A relatively common issue, that happens to the best of us. Losing interest in a roleplay. Whether you just reserved a character, just submitted one or even a month into the roleplay, losing interest can come out of nowhere and when you have it’s usually difficult to get it back.
So what’s the best way to tell someone you have lost interest in their roleplay?
In simple words, you just have to do it. There are no tips and tricks to get around doing it, no time to wait to do it, you just have to do it. The losing interest will only get worse, and losing interest leads to lost motivation and slow replies in the roleplay. Slow replies means the other person waiting for them can lose interest, and eventually no one will be interested anymore. Prevent the chain from happening by taking yourself out.
Perhaps harsh to the roleplay owner, but I’m sure they would much prefer you be honest and tell them how you are feeling, rather than being in the dark waiting for replies from you. In fact, it may be really useful to them to know if people are losing interest. They could make an effort to add things to the roleplay, or learn what caused loss of interest to avoid in the next roleplay they make.
And if the roleplay owner takes it badly, send them this thread so they know who’s to blame
Feel free to share your best advice on how to tell someone you’ve lost interest in their roleplay!!
Hasn’t happened to me yet
Why would someone be afraid to tell someone they were no longer interested in an rp? It’s not a life or death situation
First of all, welcome to the forums!!
To answer your question, I think there may be worry in the fact that the RP creator could have spent a long time figuring out their RP, only for people to tell them they have lost interest.
As a RP creator it is very off-putting at times, but when people are kind or polite about it, it really helps and benefits both sides.
Okay, so the main thing is that you can’t put it off. Don’t wait months to do, because that’s not fair to the people who are interested in the RP. As difficult as it is, or may be for others, the quicker you rip off the bandaid the less it’ll hurt.
Like @/melancholy said, it’s better to be polite about it.
@RPers do you have anything to say about this Any more tips, suggestions, or experiences to share?
My apologies if you didn’t want to be tagged
I think it’s best to just tell the person frankly, because it’s best for everyone if they know about it
Most of the time I’m honest. There are just rp’s that aren’t your pace, or you just don’t feel as connected.
I think the best way is to privately pm the creator and tell them you lost interest. Sometimes it’s good to have a reason like, “I lost motivation.”

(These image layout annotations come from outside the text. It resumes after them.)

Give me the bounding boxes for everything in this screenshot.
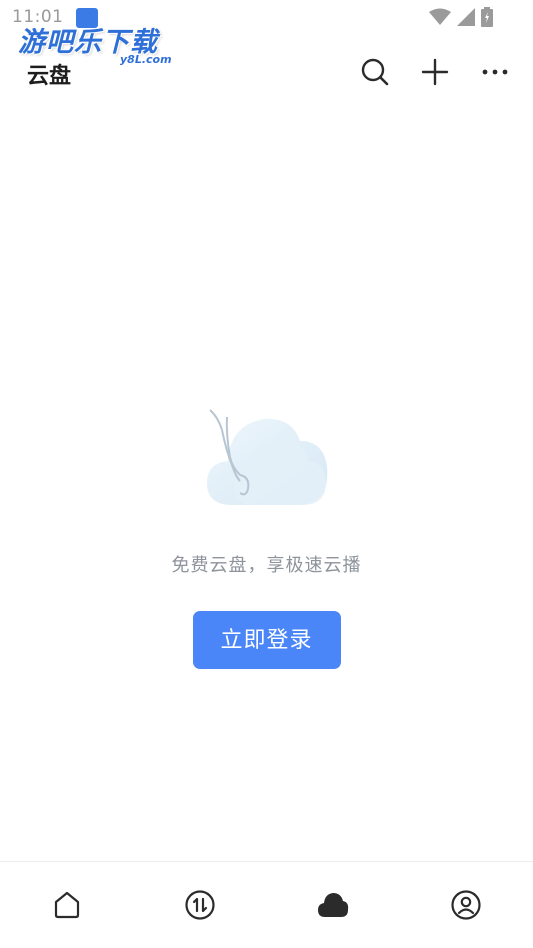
status-icons [429, 7, 493, 31]
nav-cloud-icon[interactable] [316, 888, 350, 922]
nav-transfer-icon[interactable] [183, 888, 217, 922]
wifi-icon [429, 8, 451, 30]
nav-home-icon[interactable] [50, 888, 84, 922]
empty-state-message: 免费云盘，享极速云播 [171, 555, 362, 576]
cloud-illustration [206, 409, 327, 505]
battery-icon [481, 7, 493, 31]
nav-profile-icon[interactable] [449, 888, 483, 922]
search-icon[interactable] [359, 56, 391, 88]
header: 云盘 [0, 44, 533, 100]
header-actions [359, 56, 511, 88]
empty-state: 免费云盘，享极速云播 立即登录 [0, 395, 533, 669]
bottom-nav [0, 861, 533, 948]
plus-icon[interactable] [419, 56, 451, 88]
signal-icon [457, 8, 475, 30]
login-button[interactable]: 立即登录 [192, 611, 341, 669]
more-icon[interactable] [479, 56, 511, 88]
page-title: 云盘 [27, 64, 72, 89]
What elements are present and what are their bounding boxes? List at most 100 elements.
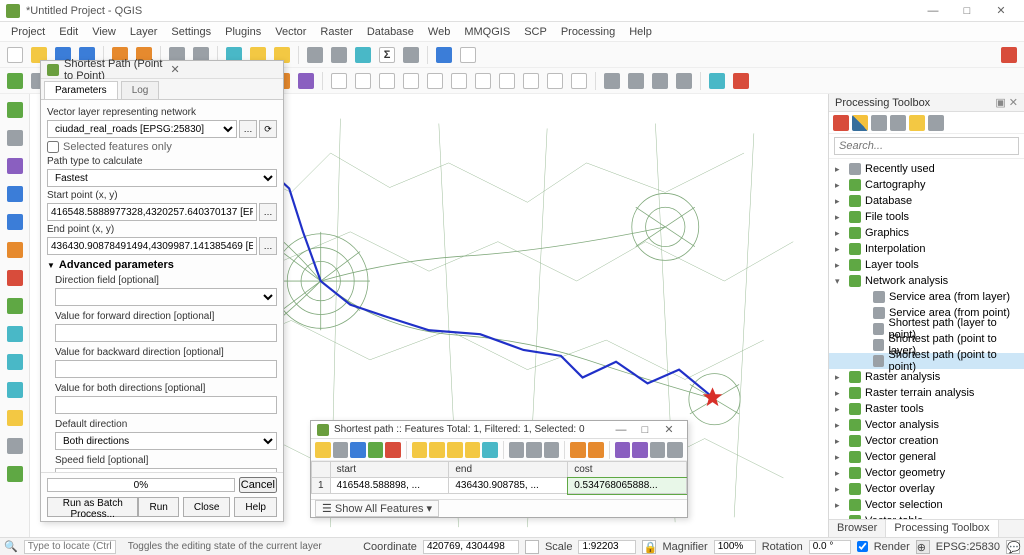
col-start[interactable]: start <box>330 462 449 478</box>
menu-edit[interactable]: Edit <box>52 26 85 38</box>
zoom-last-icon[interactable] <box>520 70 542 92</box>
toolbox-edit-icon[interactable] <box>909 115 925 131</box>
field-calc-icon[interactable] <box>328 44 350 66</box>
add-db2-icon[interactable] <box>3 294 27 318</box>
render-checkbox[interactable] <box>857 541 868 552</box>
cancel-button[interactable]: Cancel <box>239 477 277 493</box>
paste-icon[interactable] <box>588 442 604 458</box>
toolbox-item[interactable]: ▸Cartography <box>829 177 1024 193</box>
toolbox-options-icon[interactable] <box>928 115 944 131</box>
add-wcs-icon[interactable] <box>3 350 27 374</box>
annotation-icon[interactable] <box>457 44 479 66</box>
zoom-in-icon[interactable] <box>376 70 398 92</box>
add-vector-icon[interactable] <box>4 70 26 92</box>
toolbox-item[interactable]: ▸File tools <box>829 209 1024 225</box>
menu-vector[interactable]: Vector <box>268 26 313 38</box>
coord-button[interactable] <box>525 540 539 554</box>
magnifier-input[interactable] <box>714 540 756 554</box>
toolbox-item[interactable]: ▸Vector overlay <box>829 481 1024 497</box>
zoom-selection-icon[interactable] <box>448 70 470 92</box>
col-end[interactable]: end <box>449 462 568 478</box>
zoom-native-icon[interactable] <box>496 70 518 92</box>
value-both-input[interactable] <box>55 396 277 414</box>
ntv2-icon[interactable] <box>730 70 752 92</box>
add-virtual-icon[interactable] <box>3 434 27 458</box>
gear-icon[interactable] <box>601 70 623 92</box>
deselect-all-icon[interactable] <box>465 442 481 458</box>
toolbox-tree[interactable]: ▸Recently used▸Cartography▸Database▸File… <box>829 159 1024 519</box>
coord-input[interactable] <box>423 540 519 554</box>
toolbox-item[interactable]: ▸Graphics <box>829 225 1024 241</box>
add-raster-layer-icon[interactable] <box>3 126 27 150</box>
tab-log[interactable]: Log <box>121 81 160 99</box>
tab-parameters[interactable]: Parameters <box>44 81 118 99</box>
menu-database[interactable]: Database <box>360 26 421 38</box>
wms-icon[interactable] <box>295 70 317 92</box>
col-cost[interactable]: cost <box>568 462 687 478</box>
conditional-format-icon[interactable] <box>650 442 666 458</box>
add-feature-icon[interactable] <box>368 442 384 458</box>
toolbox-item[interactable]: ▸Raster terrain analysis <box>829 385 1024 401</box>
menu-layer[interactable]: Layer <box>123 26 165 38</box>
tab-browser[interactable]: Browser <box>829 520 886 537</box>
scale-lock-icon[interactable]: 🔒 <box>642 540 656 554</box>
history-icon[interactable] <box>649 70 671 92</box>
crs-label[interactable]: EPSG:25830 <box>936 541 1000 553</box>
toolbox-item[interactable]: ▸Interpolation <box>829 241 1024 257</box>
crs-icon[interactable]: ⊕ <box>916 540 930 554</box>
add-pg-icon[interactable] <box>3 182 27 206</box>
help-button[interactable]: Help <box>234 497 277 517</box>
toolbox-results-icon[interactable] <box>890 115 906 131</box>
stats-icon[interactable] <box>352 44 374 66</box>
reload-icon[interactable]: ⟳ <box>259 120 277 138</box>
minimize-button[interactable]: — <box>916 1 950 21</box>
new-memory-icon[interactable] <box>3 462 27 486</box>
value-forward-input[interactable] <box>55 324 277 342</box>
panel-options-icon[interactable]: ▣ ✕ <box>995 96 1018 109</box>
add-spatialite-icon[interactable] <box>3 210 27 234</box>
locate-input[interactable] <box>24 540 116 554</box>
menu-project[interactable]: Project <box>4 26 52 38</box>
toolbox-python-icon[interactable] <box>852 115 868 131</box>
menu-processing[interactable]: Processing <box>554 26 622 38</box>
select-all-icon[interactable] <box>429 442 445 458</box>
value-backward-input[interactable] <box>55 360 277 378</box>
direction-field-select[interactable] <box>55 288 277 306</box>
dock-icon[interactable] <box>667 442 683 458</box>
invert-sel-icon[interactable] <box>447 442 463 458</box>
attr-minimize-icon[interactable]: — <box>609 424 633 436</box>
toolbox-search-input[interactable] <box>834 137 1019 155</box>
move-top-icon[interactable] <box>509 442 525 458</box>
start-point-input[interactable] <box>47 203 257 221</box>
menu-help[interactable]: Help <box>622 26 659 38</box>
scale-input[interactable] <box>578 540 636 554</box>
attributes-icon[interactable] <box>304 44 326 66</box>
menu-raster[interactable]: Raster <box>313 26 359 38</box>
pan-to-icon[interactable] <box>526 442 542 458</box>
toolbox-item[interactable]: ▸Vector creation <box>829 433 1024 449</box>
maximize-button[interactable]: □ <box>950 1 984 21</box>
selected-only-checkbox[interactable] <box>47 141 59 153</box>
zoom-full-icon[interactable] <box>424 70 446 92</box>
toolbox-item[interactable]: ▸Vector selection <box>829 497 1024 513</box>
save-edits-icon[interactable] <box>350 442 366 458</box>
show-all-features-button[interactable]: ☰ Show All Features ▾ <box>315 500 439 517</box>
attr-table[interactable]: start end cost 1 416548.588898, ... 4364… <box>311 461 687 499</box>
menu-plugins[interactable]: Plugins <box>218 26 268 38</box>
menu-settings[interactable]: Settings <box>164 26 218 38</box>
close-button[interactable]: ✕ <box>984 1 1018 21</box>
menu-web[interactable]: Web <box>421 26 457 38</box>
toolbox-item[interactable]: ▸Layer tools <box>829 257 1024 273</box>
toolbox-item[interactable]: ▸Vector general <box>829 449 1024 465</box>
messages-icon[interactable]: 💬 <box>1006 540 1020 554</box>
toolbox-item[interactable]: ▸Vector analysis <box>829 417 1024 433</box>
toggle-edit-icon[interactable] <box>315 442 331 458</box>
toolbox-item[interactable]: Service area (from layer) <box>829 289 1024 305</box>
run-button[interactable]: Run <box>138 497 178 517</box>
sigma-icon[interactable]: Σ <box>376 44 398 66</box>
toolbox-item[interactable]: ▸Raster tools <box>829 401 1024 417</box>
table-row[interactable]: 1 416548.588898, ... 436430.908785, ... … <box>312 478 687 494</box>
menu-scp[interactable]: SCP <box>517 26 554 38</box>
delete-field-icon[interactable] <box>632 442 648 458</box>
toolbox-gear-icon[interactable] <box>833 115 849 131</box>
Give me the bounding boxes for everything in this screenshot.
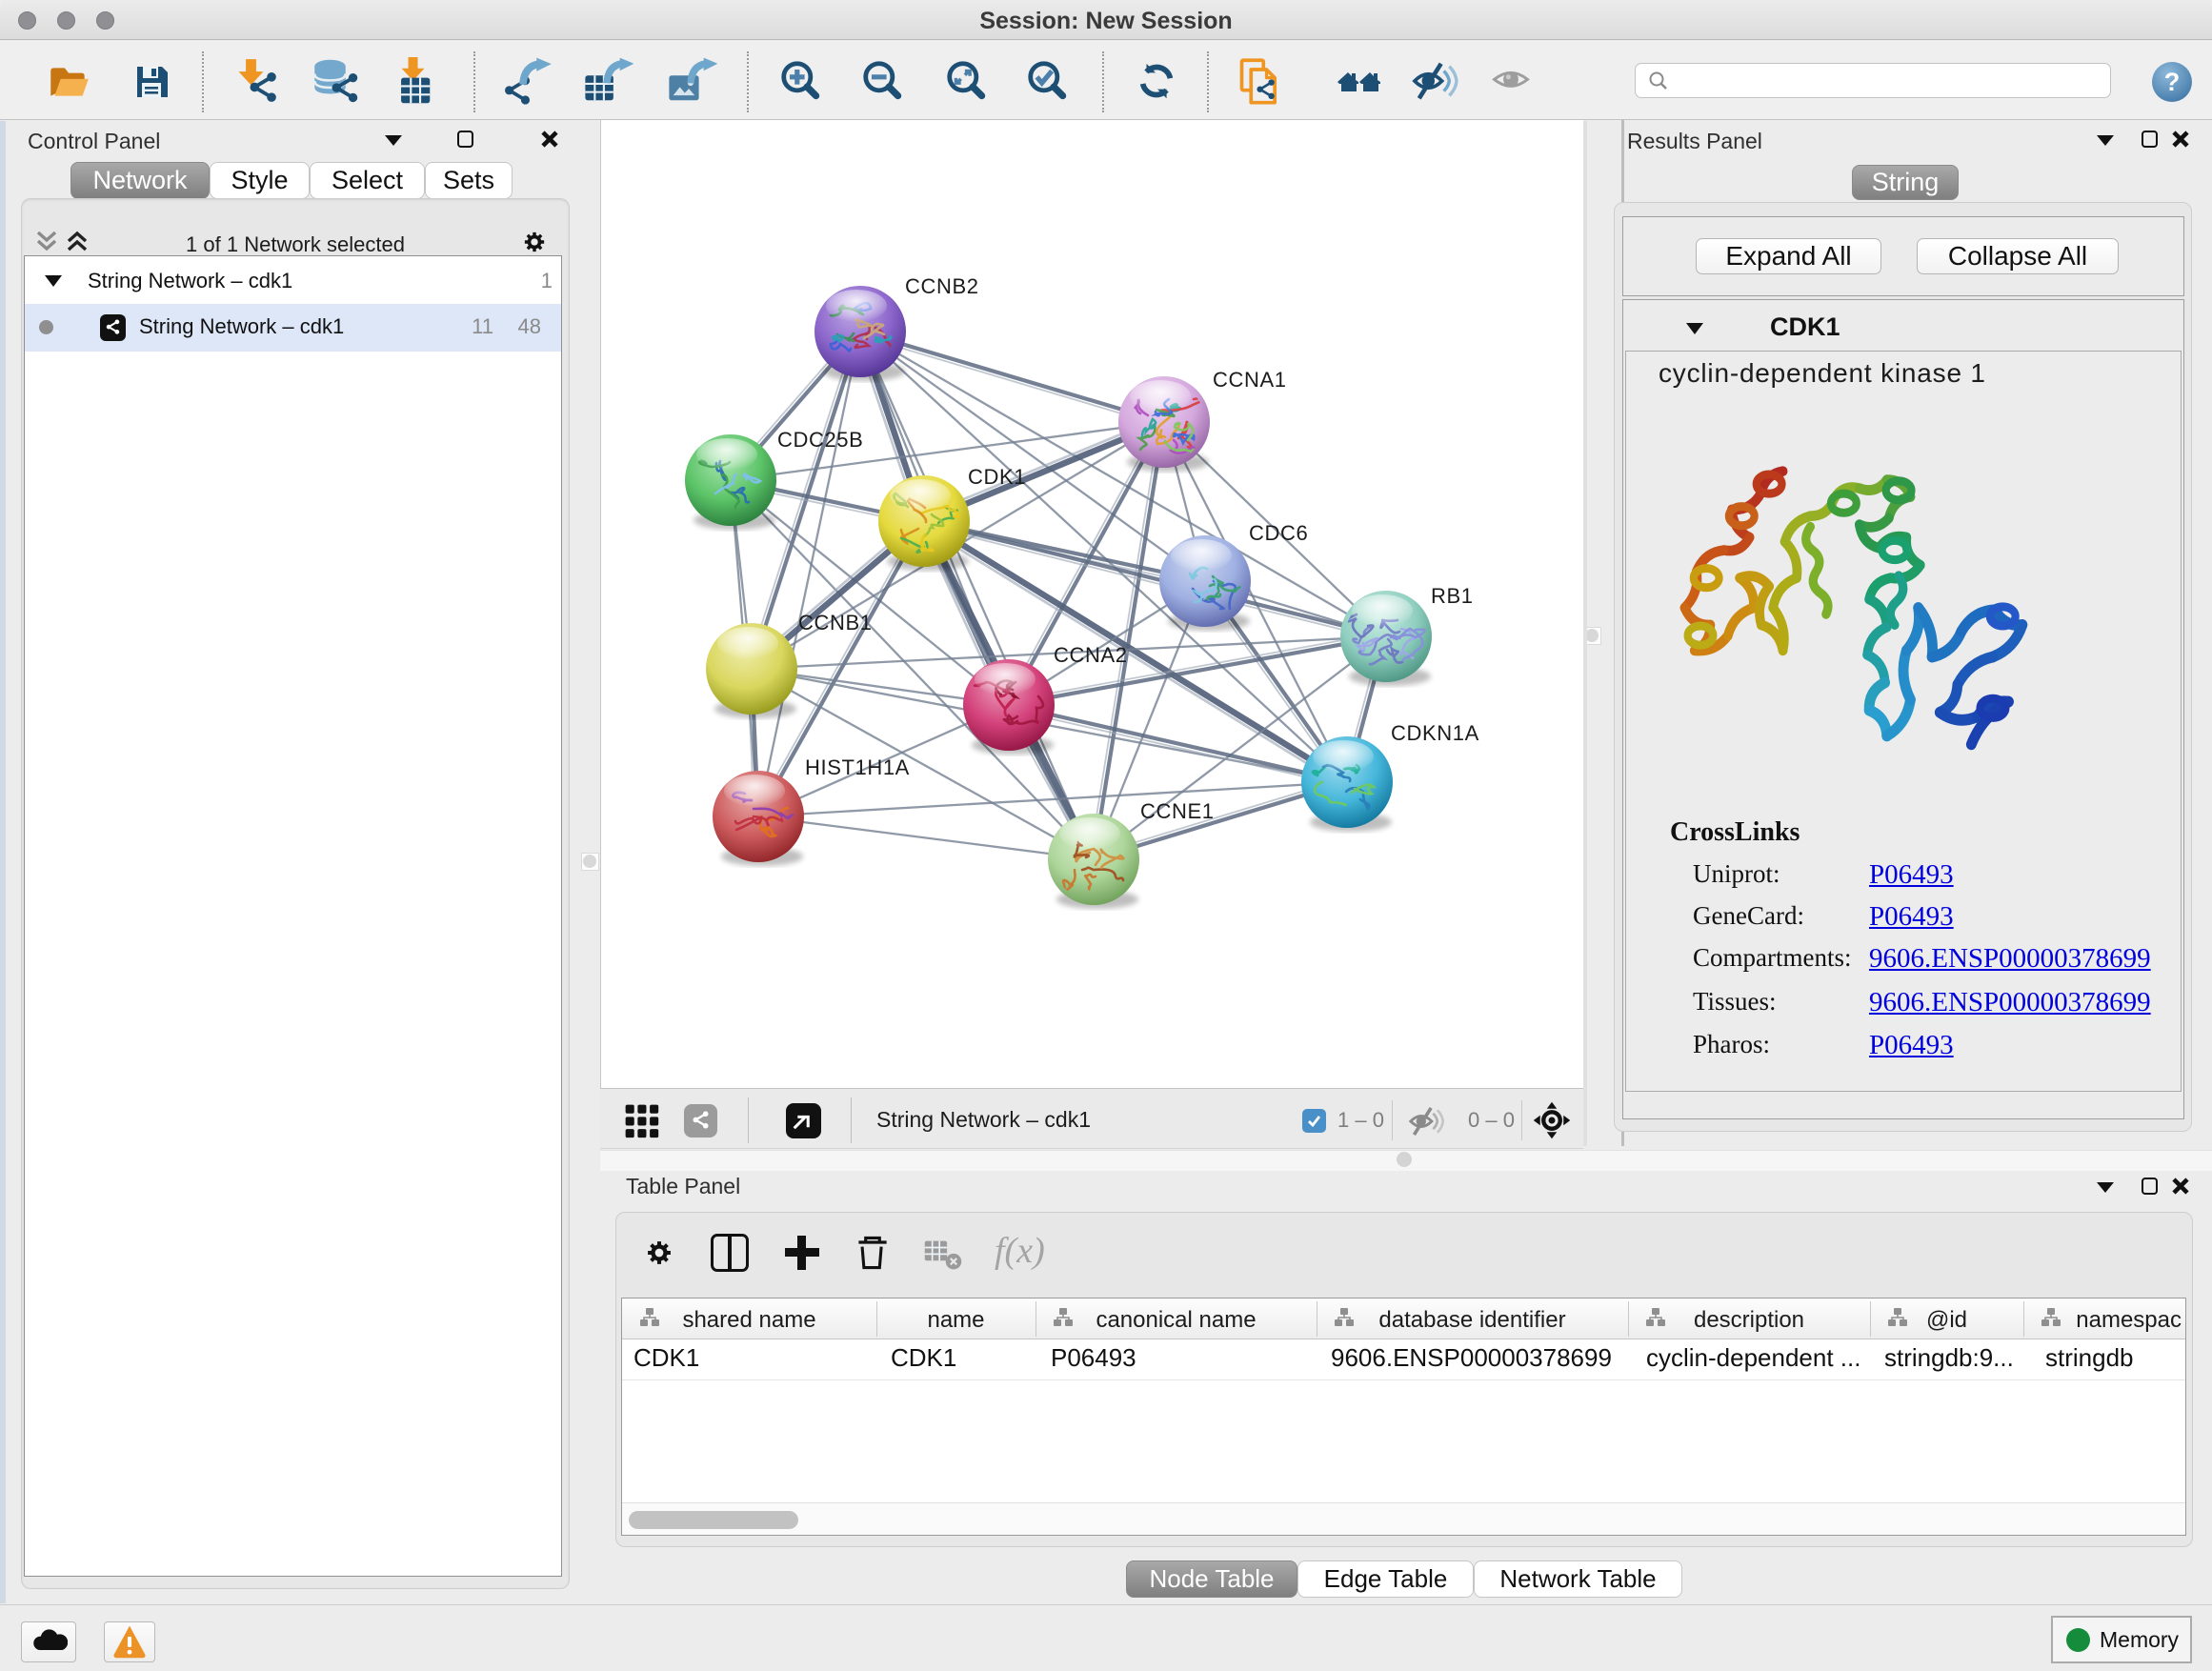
svg-text:?: ? (2164, 68, 2181, 96)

I don’t think creators get mad maybe just a little upset about not getting to rp with you.
I don’t usually say I’ve lsot interest because I have a feeling it’ll make them feel bad and think of it more as an insult that something that happens quiet often. I usually either say something about bein busy or I just stop responding to the RP gradually
One time I wasn’t interested in a RP, I just ghosted it
Honestly, the best thing to do is just to tell the RP creator how you feel, also why you’re dropping the RP. That way the creator can know, just in case they had something planned, or just generally not to include you anymore. I don’t think they’ll be mad, it can happen to anyone.